Saturday, April 14, 2007

Kathy Sierra, misogyny on the web, and the Blogger's Code of Conduct

Kathy Sierra. I saw Kathy Sierra speak at Webstock last year. She was funny, fascinating, inspirational and passionate. I wrote a pretty glowing review of her presentation - because it was absolutely excellent. Kathy took the time to read it, and then sent me a comment thanking me for it. Very impressive!

So who is this Kathy person? Until recently she wrote a blog called Creating Passionate Users, which had a Technorati rating of around 60. Sun Microsystems have formally recognized her as one of their top three Java instructors in the world. Kathy founded Javaranch.com, one of the most successful technology sites on the web. She has co-authored a whole bunch of books over the years - bestselling technology books on topics including Java, HTML, and software design patterns. So she's a pretty well-known online person, and a popular blogger, but hardly a controversial one.

Recently things have not been going so well for Kathy, as many of you will already know. For some unknown reason (professional jealousy? spite? mean-heartedness?) she's recently become the target of some pretty nasty online harrassment (okay, that's too weak a word for it - she's been getting death threats, and threats of violence including graphic descriptions of sexual violence against her), which began in the comments section of her own blog, Creating Passionate Users.

These then spread to a number of other blogs, where the vitriol and misogyny got very nasty indeed, and included some pretty horrible photoshopped images of her - one with her head next to a noose, and another of her being suffocated by a pair of panties. An anonymous person also published Kathy's home address in the comments section of her own blog.
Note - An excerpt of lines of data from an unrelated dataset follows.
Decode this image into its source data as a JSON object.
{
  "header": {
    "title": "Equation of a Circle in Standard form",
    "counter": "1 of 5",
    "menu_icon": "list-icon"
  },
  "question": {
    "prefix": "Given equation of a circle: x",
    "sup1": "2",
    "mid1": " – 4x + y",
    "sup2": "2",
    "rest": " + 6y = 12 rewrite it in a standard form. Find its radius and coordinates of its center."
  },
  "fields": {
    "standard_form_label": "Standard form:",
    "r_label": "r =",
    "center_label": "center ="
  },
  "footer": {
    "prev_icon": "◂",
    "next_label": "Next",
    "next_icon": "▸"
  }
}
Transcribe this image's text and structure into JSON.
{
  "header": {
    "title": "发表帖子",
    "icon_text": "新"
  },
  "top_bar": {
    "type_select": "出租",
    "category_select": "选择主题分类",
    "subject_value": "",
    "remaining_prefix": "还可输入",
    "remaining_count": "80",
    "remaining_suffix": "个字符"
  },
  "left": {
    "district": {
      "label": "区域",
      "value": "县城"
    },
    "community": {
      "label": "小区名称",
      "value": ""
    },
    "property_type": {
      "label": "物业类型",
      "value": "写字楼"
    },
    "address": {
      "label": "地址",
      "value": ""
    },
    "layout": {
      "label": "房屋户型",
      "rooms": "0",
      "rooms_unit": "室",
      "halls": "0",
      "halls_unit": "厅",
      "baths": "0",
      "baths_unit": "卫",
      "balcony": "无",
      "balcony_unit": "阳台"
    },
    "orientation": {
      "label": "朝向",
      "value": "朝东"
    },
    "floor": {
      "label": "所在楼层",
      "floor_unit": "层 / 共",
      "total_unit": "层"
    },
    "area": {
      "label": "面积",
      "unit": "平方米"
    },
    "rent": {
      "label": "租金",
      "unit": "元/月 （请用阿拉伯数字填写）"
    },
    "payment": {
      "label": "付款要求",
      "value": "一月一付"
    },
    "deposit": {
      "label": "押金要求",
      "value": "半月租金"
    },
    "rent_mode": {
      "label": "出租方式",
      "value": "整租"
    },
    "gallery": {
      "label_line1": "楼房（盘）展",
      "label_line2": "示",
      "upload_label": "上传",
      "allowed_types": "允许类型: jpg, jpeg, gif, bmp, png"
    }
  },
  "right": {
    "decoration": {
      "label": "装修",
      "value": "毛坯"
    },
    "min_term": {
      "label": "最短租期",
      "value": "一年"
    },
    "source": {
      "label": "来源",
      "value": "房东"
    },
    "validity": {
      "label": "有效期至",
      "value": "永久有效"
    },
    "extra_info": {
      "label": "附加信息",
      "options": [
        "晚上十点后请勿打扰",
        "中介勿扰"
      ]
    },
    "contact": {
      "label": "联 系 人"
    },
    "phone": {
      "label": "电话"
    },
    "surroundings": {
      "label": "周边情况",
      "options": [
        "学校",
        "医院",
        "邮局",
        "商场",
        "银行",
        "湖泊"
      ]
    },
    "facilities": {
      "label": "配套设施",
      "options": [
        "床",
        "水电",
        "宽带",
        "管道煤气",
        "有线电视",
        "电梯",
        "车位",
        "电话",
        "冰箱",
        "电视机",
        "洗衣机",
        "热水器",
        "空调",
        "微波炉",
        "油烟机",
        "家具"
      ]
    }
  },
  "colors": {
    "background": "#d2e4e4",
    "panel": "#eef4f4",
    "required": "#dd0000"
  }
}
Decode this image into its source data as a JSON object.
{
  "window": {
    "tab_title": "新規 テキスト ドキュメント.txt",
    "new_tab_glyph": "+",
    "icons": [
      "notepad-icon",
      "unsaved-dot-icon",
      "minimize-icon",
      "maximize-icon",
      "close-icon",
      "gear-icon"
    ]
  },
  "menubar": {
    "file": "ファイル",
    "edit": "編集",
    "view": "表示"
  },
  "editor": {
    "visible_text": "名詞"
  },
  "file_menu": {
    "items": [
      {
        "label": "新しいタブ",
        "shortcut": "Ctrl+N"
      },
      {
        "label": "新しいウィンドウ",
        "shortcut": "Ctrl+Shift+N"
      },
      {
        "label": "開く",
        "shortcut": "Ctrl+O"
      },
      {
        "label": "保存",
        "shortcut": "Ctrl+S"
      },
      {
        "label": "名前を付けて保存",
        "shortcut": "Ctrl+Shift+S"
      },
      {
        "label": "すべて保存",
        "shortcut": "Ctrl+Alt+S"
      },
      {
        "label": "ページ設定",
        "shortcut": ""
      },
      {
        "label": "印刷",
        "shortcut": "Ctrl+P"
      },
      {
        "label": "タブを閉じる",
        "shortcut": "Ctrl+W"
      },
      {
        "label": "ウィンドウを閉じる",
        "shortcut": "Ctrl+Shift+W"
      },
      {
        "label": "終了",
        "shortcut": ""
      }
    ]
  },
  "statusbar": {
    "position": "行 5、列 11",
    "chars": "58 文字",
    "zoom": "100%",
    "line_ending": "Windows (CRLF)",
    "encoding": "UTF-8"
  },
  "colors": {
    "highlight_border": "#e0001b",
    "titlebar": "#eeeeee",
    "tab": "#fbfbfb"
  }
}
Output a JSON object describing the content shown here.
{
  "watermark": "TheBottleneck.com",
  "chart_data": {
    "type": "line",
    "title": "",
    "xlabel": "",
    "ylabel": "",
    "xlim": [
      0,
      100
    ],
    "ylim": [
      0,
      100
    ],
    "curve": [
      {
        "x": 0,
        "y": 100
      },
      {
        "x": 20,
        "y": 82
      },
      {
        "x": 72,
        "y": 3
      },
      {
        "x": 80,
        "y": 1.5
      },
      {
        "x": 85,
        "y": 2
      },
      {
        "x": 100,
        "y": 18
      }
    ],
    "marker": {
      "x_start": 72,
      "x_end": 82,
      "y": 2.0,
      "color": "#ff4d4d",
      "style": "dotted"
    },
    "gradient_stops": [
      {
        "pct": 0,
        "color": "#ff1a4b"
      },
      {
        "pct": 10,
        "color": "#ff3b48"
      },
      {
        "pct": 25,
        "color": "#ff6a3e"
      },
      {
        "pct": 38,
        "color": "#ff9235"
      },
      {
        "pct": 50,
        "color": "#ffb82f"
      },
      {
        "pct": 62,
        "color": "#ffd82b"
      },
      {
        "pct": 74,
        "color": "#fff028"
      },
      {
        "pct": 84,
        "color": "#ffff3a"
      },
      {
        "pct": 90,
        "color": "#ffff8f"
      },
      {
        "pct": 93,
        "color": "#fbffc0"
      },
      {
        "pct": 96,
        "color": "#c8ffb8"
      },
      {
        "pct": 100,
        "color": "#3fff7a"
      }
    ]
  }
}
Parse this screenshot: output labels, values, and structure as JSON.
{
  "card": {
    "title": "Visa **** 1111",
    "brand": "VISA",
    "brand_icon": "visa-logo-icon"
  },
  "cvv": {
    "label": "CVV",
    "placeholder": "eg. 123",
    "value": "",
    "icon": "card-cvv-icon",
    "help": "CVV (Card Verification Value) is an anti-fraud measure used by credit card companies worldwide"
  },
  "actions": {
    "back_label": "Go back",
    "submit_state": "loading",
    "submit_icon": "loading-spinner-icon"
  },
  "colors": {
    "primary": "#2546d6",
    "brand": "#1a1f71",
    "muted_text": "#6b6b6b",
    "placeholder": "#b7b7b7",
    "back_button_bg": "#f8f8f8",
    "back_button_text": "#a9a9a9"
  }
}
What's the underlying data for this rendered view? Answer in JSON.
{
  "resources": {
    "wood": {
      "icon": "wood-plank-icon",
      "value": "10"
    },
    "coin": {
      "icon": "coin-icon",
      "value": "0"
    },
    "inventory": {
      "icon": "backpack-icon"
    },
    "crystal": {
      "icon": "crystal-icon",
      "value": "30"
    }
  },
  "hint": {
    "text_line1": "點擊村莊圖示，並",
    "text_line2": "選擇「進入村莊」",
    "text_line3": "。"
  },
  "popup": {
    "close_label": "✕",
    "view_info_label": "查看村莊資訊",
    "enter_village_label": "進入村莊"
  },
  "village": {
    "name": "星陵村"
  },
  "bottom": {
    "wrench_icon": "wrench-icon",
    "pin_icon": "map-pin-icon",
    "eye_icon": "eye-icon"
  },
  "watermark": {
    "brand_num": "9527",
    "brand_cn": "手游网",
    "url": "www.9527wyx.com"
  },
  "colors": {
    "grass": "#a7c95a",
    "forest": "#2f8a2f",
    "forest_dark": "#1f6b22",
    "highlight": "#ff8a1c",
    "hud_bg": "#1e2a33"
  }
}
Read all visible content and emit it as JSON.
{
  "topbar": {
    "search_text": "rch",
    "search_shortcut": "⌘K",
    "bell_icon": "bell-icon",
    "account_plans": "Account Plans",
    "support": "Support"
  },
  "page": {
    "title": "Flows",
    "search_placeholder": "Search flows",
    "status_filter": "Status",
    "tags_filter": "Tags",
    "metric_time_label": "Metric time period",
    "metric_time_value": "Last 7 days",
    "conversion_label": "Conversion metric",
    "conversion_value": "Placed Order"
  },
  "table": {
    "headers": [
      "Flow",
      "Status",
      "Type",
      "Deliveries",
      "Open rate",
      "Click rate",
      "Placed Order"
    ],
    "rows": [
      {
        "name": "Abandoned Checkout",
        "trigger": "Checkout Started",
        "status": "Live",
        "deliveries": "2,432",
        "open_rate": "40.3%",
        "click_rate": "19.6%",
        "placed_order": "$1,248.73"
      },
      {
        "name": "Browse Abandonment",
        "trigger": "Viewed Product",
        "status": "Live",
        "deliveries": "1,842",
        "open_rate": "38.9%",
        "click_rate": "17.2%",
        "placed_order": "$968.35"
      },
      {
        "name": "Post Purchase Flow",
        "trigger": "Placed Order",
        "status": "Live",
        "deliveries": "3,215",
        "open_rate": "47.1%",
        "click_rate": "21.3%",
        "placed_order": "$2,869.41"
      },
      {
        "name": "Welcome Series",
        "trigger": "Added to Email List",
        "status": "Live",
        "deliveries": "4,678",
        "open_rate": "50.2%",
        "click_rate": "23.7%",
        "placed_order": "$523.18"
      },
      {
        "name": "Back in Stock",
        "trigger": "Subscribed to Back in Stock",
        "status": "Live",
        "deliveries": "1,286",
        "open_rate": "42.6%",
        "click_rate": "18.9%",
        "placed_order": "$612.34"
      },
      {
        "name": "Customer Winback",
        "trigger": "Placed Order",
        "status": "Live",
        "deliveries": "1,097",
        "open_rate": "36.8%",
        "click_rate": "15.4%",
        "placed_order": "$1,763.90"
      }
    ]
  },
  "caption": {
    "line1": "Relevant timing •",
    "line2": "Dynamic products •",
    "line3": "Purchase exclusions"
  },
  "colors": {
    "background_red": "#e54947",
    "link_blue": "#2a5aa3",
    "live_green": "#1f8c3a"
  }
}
You can read her own account of what happened here: Death threats against bloggers are NOT "protected speech" (why I cancelled my ETech presentations). Kathy contacted police, who took her concerns very seriously. Then she cancelled her upcoming presentations at ETech. Now she's stopped blogging. She's trying to figure out what she should do professionally, trying to find a solution that will allow her to continue exploring her thoughts on usability and software design, while at the same time giving herself a much lower public profile.

I think one of the things that was most worrying was that the blogs where the nastiest comments appeared were run/owned by prominent bloggers and people in the same industry as Kathy. People who in some cases she knew (or knew of), and people who were likely to be attending, or speaking at the same conferences as her. In other words, her peers.

There have been a range of responses to Kathy's revelations on her blog. Follow me below the fold...

The first (and worst) is that it has resulted in an even more intense level of online vitriol against her, with her social security number and other personal info being published, along with a whole bunch of lies about her, and yet more abuse.

The second is that a number of her peers, and some people in the wider blogging community (who should know better) have chastised her for "over-reacting" to the death threats. They've basically told her that as a blogger she should expect this kind of stuff, that she should grow a thicker skin, and that "if she can't stand the heat, she should get out of the kitchen".

Since when has it been mandatory to have flame-proof skin, just because you happen to be a thoughtful, intelligent person who has something to say about - whatever - and you choose to say it online? Do the people who made these comments truly believe that if you can't handle online death threats, you shouldn't be allowed to blog - or that you should accept this as the norm, as something that "goes with the territory?"

What if you don't have the skin of a rhinocerous? Or what if you do have pretty thick skin, but threats of sexual violence towards you are a step too far for you? Does that mean you should just step back into the shadows without a word, or that you should stop doing that which you're best at - because you're not tough enough to handle death threats?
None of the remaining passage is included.